Have you been required to give a deposition for a legal matter? If so, it is not something you should take lightly. You will be questioned about many issues during this part of the court case's discovery process, and it gives everyone involved an opportunity to learn more about the case. Here are some tips that can help you with giving a deposition.
Prepare With A Lawyer In Advance
It is always a good idea to meet with an attorney to prepare for what the actual deposition will be like. There are many things they will go over with you to ensure that you are prepared for the deposition. This includes letting you know how long you can expect the deposition to last, and who to expect in the room at the time.
In addition, the lawyer will also go over other important things, such as if you can object to giving an answer to a question if you do not feel comfortable, and what response you should say if you do not know the answer.
Practice The Length of Your Answers
You will want to avoid giving too much info during a deposition if it can be done. A deposition does involve talking to the lawyers from the other party, so everything you say during the deposition could be used in the courtroom.

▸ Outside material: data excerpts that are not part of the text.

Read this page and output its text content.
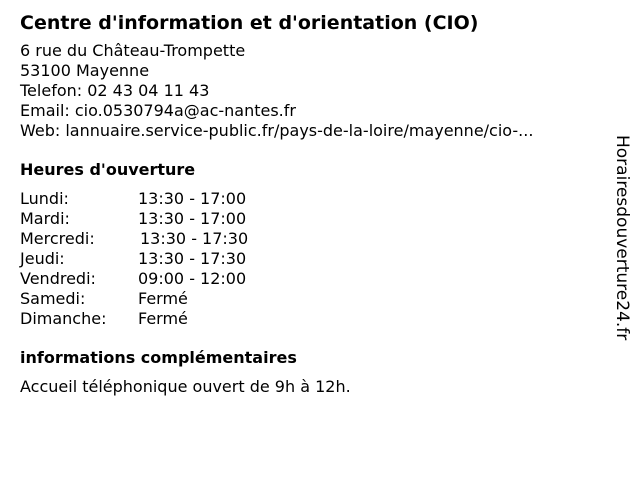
Centre d'information et d'orientation (CIO)
6 rue du Château-Trompette
53100 Mayenne
Telefon: 02 43 04 11 43
Email: cio.0530794a@ac-nantes.fr
Web: lannuaire.service-public.fr/pays-de-la-loire/mayenne/cio-...
Heures d'ouverture
Lundi:	13:30 - 17:00
Mardi:	13:30 - 17:00
Mercredi:	13:30 - 17:30
Jeudi:	13:30 - 17:30
Vendredi:	09:00 - 12:00
Samedi:	Fermé
Dimanche:	Fermé
informations complémentaires
Accueil téléphonique ouvert de 9h à 12h.
Horairesdouverture24.fr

If the nature of the question allows for a one-word response such as yes or no, you should only respond with that answer. If you need to elaborate on any answer, one of the lawyers will ask you to.

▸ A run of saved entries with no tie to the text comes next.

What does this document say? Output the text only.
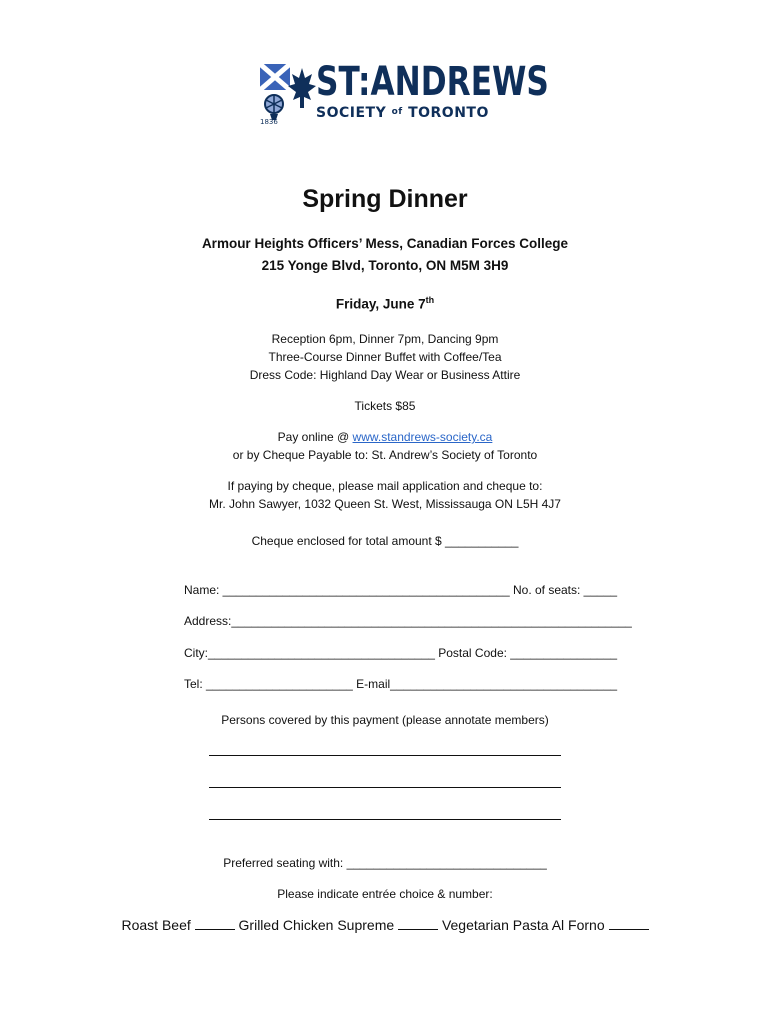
1836
ST:ANDREWS
SOCIETY $^{of}$ TORONTO
Spring Dinner
Armour Heights Officers’ Mess, Canadian Forces College
215 Yonge Blvd, Toronto, ON M5M 3H9
Friday, June 7th
Reception 6pm, Dinner 7pm, Dancing 9pm
Three-Course Dinner Buffet with Coffee/Tea
Dress Code: Highland Day Wear or Business Attire
Tickets $85
Pay online @ www.standrews-society.ca
or by Cheque Payable to: St. Andrew’s Society of Toronto
If paying by cheque, please mail application and cheque to:
Mr. John Sawyer, 1032 Queen St. West, Mississauga ON L5H 4J7
Cheque enclosed for total amount $ ___________
Name: ___________________________________________ No. of seats: _____
Address:____________________________________________________________
City:__________________________________ Postal Code: ________________
Tel: ______________________ E-mail__________________________________
Persons covered by this payment (please annotate members)
Preferred seating with: ______________________________
Please indicate entrée choice & number:
Roast Beef	Grilled Chicken Supreme	Vegetarian Pasta Al Forno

The reason for this is that you want to avoid accidentally saying something that is not true. If you give a long and rambling answer, there is a greater chance that you could misspeak and say something incorrect. Once the words come out of your mouth, they can be used as evidence.
Always Tell The Truth
Depositions are recorded, and the entire deposition can be used for the court case. Opposing lawyers will be picking apart every word that you say, and if you are found to be lying about anything that you said, it could call your entire deposition into question. It goes without saying, but always tell the truth so that your deposition is strong. The lawyer will also go over the consequences of lying under oath so that you are aware of what could happen.
Your lawyer can provide you with more advice for giving a deposition specific to the court case it is for.